What’s more, the applications used on a modern organization’s network are numerous and ever-changing, with old software regularly updated (often to patch cybersecurity holes) and new software being added all the time. Increasingly, the threat is no longer outsiders uploading obvious malware, but insiders building backdoors into the software your own IT department is buying. Even if the prime contractor is reliable, can they vouch for their subcontractors and sub-subcontractors writing specific chunks of code that go into the final application?
This cybersecurity “supply chain” problem can be overwhelming, warned Zac Burke of VTG, formerly head of a Pentagon supply chain program called Iron Bank. “You really don’t gain an appreciation of the problem until the problem gets dropped on your lap to solve,” he told the AFCEA audience. “The amount of [software] artifacts that just DoD uses, there’s hundreds of thousands of them.”
Executive Order 14028 tried to solve this problem in 2021 by, among other things, setting standards for code to come a “Software Bill of Materials” (S-BOM), basically the digital equivalent of a nutrition warning label that tells users what ingredients are inside. But S-BOMs are only as good as the integrity and competence of whoever wrote them — or rewrote them. “It’s as easy just opening up a text editor and modifying the S-BOM,” Burke said. “Our assessment is the only way you can trust an S-BOM is if you build the software yourself.”
What about reviewing a vendor’s software code before you upload it to your system? Even if the buyer has the expertise to make that assessment, the panels’ experts said, government contracts rarely give them the right to do so. Given software vendors’ sensitivities about outsiders leaking their intellectual property or disclosing an unpatched vulnerability, they’re unlikely to sign contracts that expose their proprietary code in the future, either.
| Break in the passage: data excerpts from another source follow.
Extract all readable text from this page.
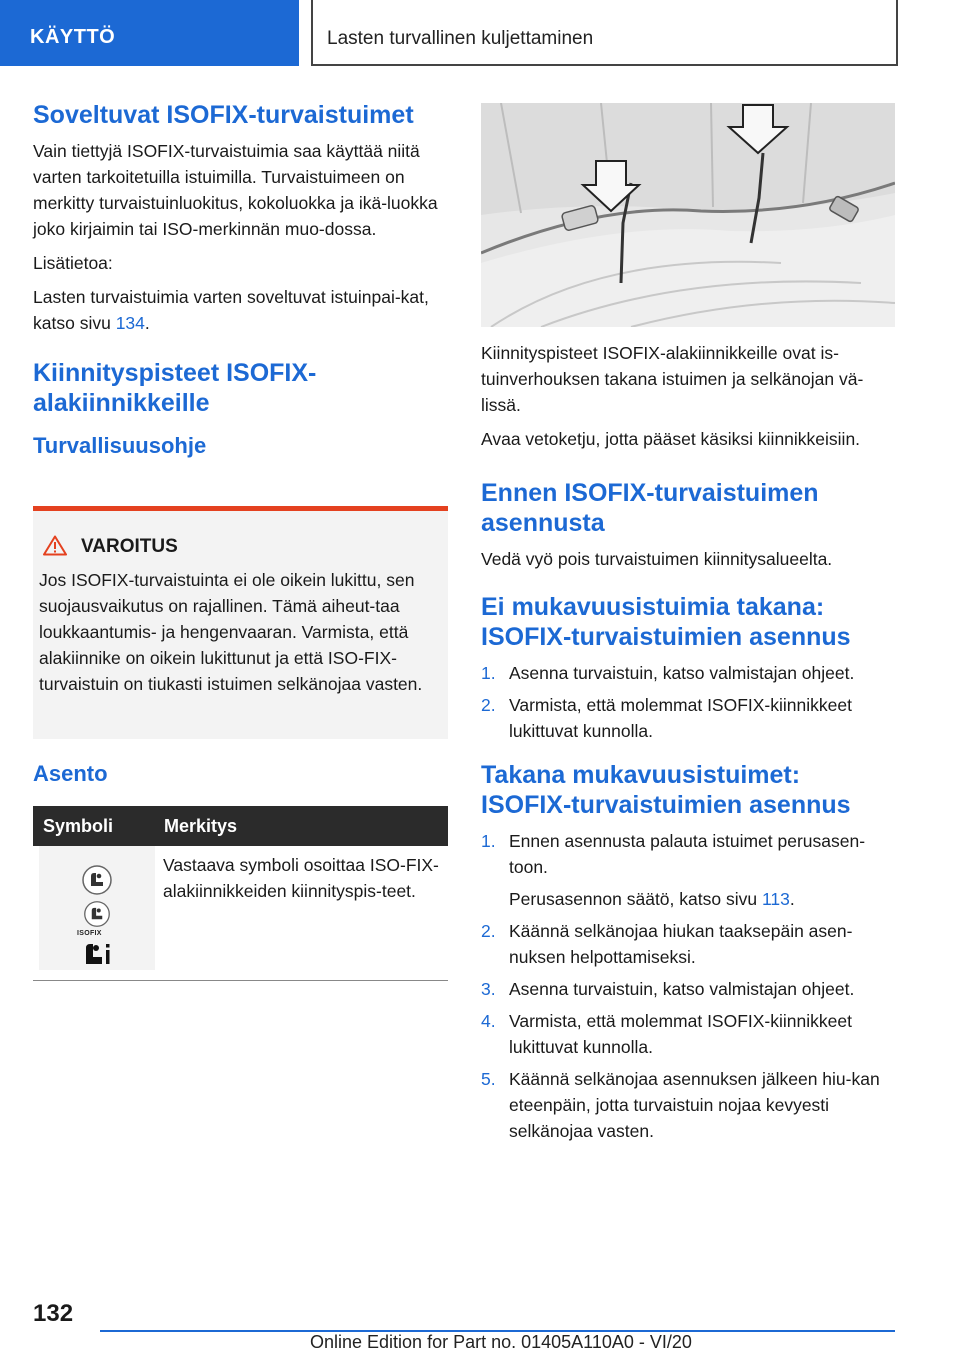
KÄYTTÖ	Lasten turvallinen kuljettaminen
Soveltuvat ISOFIX-turvaistuimet

Vain tiettyjä ISOFIX-turvaistuimia saa käyttää niitä varten tarkoitetuilla istuimilla. Turvaistuimeen on merkitty turvaistuinluokitus, kokoluokka ja ikä-luokka joko kirjaimin tai ISO-merkinnän muo-dossa.

Lisätietoa:

Lasten turvaistuimia varten soveltuvat istuinpai-kat, katso sivu 134.

Kiinnityspisteet ISOFIX-
alakiinnikkeille
Turvallisuusohje
VAROITUS
Jos ISOFIX-turvaistuinta ei ole oikein lukittu, sen suojausvaikutus on rajallinen. Tämä aiheut-taa loukkaantumis- ja hengenvaaran. Varmista, että alakiinnike on oikein lukittunut ja että ISO-FIX-turvaistuin on tiukasti istuimen selkänojaa vasten.
Asento
Symboli	Merkitys
ISOFIX
Vastaava symboli osoittaa ISO-FIX-alakiinnikkeiden kiinnityspis-teet.

Kiinnityspisteet ISOFIX-alakiinnikkeille ovat is-tuinverhouksen takana istuimen ja selkänojan vä-lissä.

Avaa vetoketju, jotta pääset käsiksi kiinnikkeisiin.

Ennen ISOFIX-turvaistuimen
asennusta

Vedä vyö pois turvaistuimen kiinnitysalueelta.

Ei mukavuusistuimia takana:
ISOFIX-turvaistuimien asennus
1. Asenna turvaistuin, katso valmistajan ohjeet.
2. Varmista, että molemmat ISOFIX-kiinnikkeet lukittuvat kunnolla.
Takana mukavuusistuimet:
ISOFIX-turvaistuimien asennus
1. Ennen asennusta palauta istuimet perusasen-toon.
Perusasennon säätö, katso sivu 113.
2. Käännä selkänojaa hiukan taaksepäin asen-nuksen helpottamiseksi.
3. Asenna turvaistuin, katso valmistajan ohjeet.
4. Varmista, että molemmat ISOFIX-kiinnikkeet lukittuvat kunnolla.
5. Käännä selkänojaa asennuksen jälkeen hiu-kan eteenpäin, jotta turvaistuin nojaa kevyesti selkänojaa vasten.
132
Online Edition for Part no. 01405A110A0 - VI/20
“They’re never going to share their actual code, [but] I don’t necessarily think I need to see the code,” McKeown said. “I just need to know they’re developing in a secure environment.”
Alternatively, Burke suggested, you can try to buy code that’s open-source. In that case, instead of trying to protect the code by keeping it secret, the developers let everyone look at it for free, hoping that good guys looking for vulnerabilities to fix will work faster than bad guys looking for vulnerabilities they can exploit. But that’s not viable for many military missions.
Sometimes the only solution is to take apart the finished software and try to reconstruct the original source code, for example by analyzing the binaries of the software to be installed.
“We can reverse-engineer binaries back to source code — we think, theoretically, at scale,” Burke said. “We’re doing some experimentation.”
“I’ve never heard much about that,” McKeown commented. “I understand why you’re doing it, [but] it’s a little scary — if we can do it, the adversaries can do it to us as well.”
UPDATED 3/15/24 at 9:30am ET to correct Kyle Fox’s title at SOSi.